Aims: Highly active antiretroviral therapy (HAART) can induce an increase in lactic acid concentrations that seems to be caused by mitochondrial dysfunction induced by the interaction of nucleoside reverse transcriptase inhibitors (NRTIs) with DNA polymerase γ in the mitochondria. Mitochondrial alterations have been described in liver and muscle cells of NRTI treated human immunodeficiency virus (HIV) infected patients. Because lymphocytes are the main target for HIV and because mitochondria are involved in apoptosis, we studied mitochondrial morphology and apoptosis in the lymphocytes of an HIV infected patient with severe lactic acidosis after treatment with stavudine, didanosine, and indinavir.
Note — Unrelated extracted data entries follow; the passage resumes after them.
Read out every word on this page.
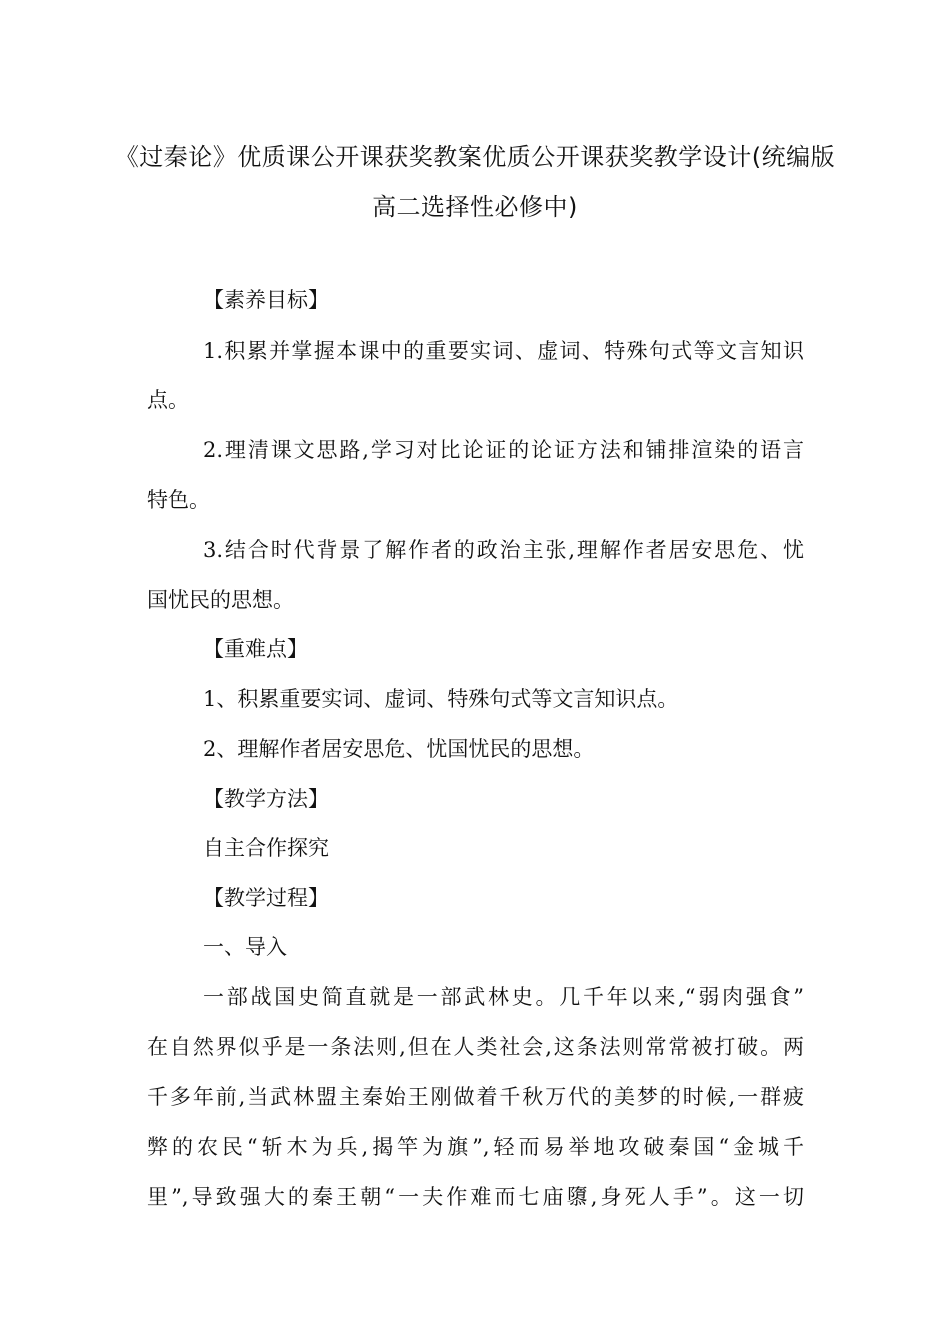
《过秦论》优质课公开课获奖教案优质公开课获奖教学设计(统编版
高二选择性必修中)
【素养目标】
1.积累并掌握本课中的重要实词、虚词、特殊句式等文言知识
点。
2.理清课文思路,学习对比论证的论证方法和铺排渲染的语言
特色。
3.结合时代背景了解作者的政治主张,理解作者居安思危、忧
国忧民的思想。
【重难点】
1、积累重要实词、虚词、特殊句式等文言知识点。
2、理解作者居安思危、忧国忧民的思想。
【教学方法】
自主合作探究
【教学过程】
一、导入
一部战国史简直就是一部武林史。几千年以来,“弱肉强食”
在自然界似乎是一条法则,但在人类社会,这条法则常常被打破。两
千多年前,当武林盟主秦始王刚做着千秋万代的美梦的时候,一群疲
弊的农民“斩木为兵,揭竿为旗”,轻而易举地攻破秦国“金城千
里”,导致强大的秦王朝“一夫作难而七庙隳,身死人手”。这一切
Methods: The patient was a 39 year old woman. After two years of treatment she developed rapid weight loss with severe fat wasting, peripheral neuropathy, and hyperlacticaemia, which persisted after treatment withdrawal. The numbers and the morphology of the mitochondria were evaluated by electronic microscopy; the percentage of apoptotic cells was calculated by flow cytometry after staining with annexine V and by fluorescent microscopy after staining with ethidium bromide and acridine orange.

Results: The numbers of mitochondria in the lymphocytes were greatly decreased when compared with the lymphocytes of healthy individuals. The most important mitochondrial morphological alterations were swelling and the disruption of cristae and internal mitochondrial structure. These alterations were more evident during the period in which lactic acid values were very high. Moreover, a high percentage of apoptotic lymphocytes was seen. Morphological examination conducted one week after the normalisation of lacticaemia showed a pronounced increase in the number of mitochondria. The morphological alterations were no longer evident, although the size of each mitochondrion was smaller than normal. Moreover, the percentage of apoptotic cells was lower than 5%.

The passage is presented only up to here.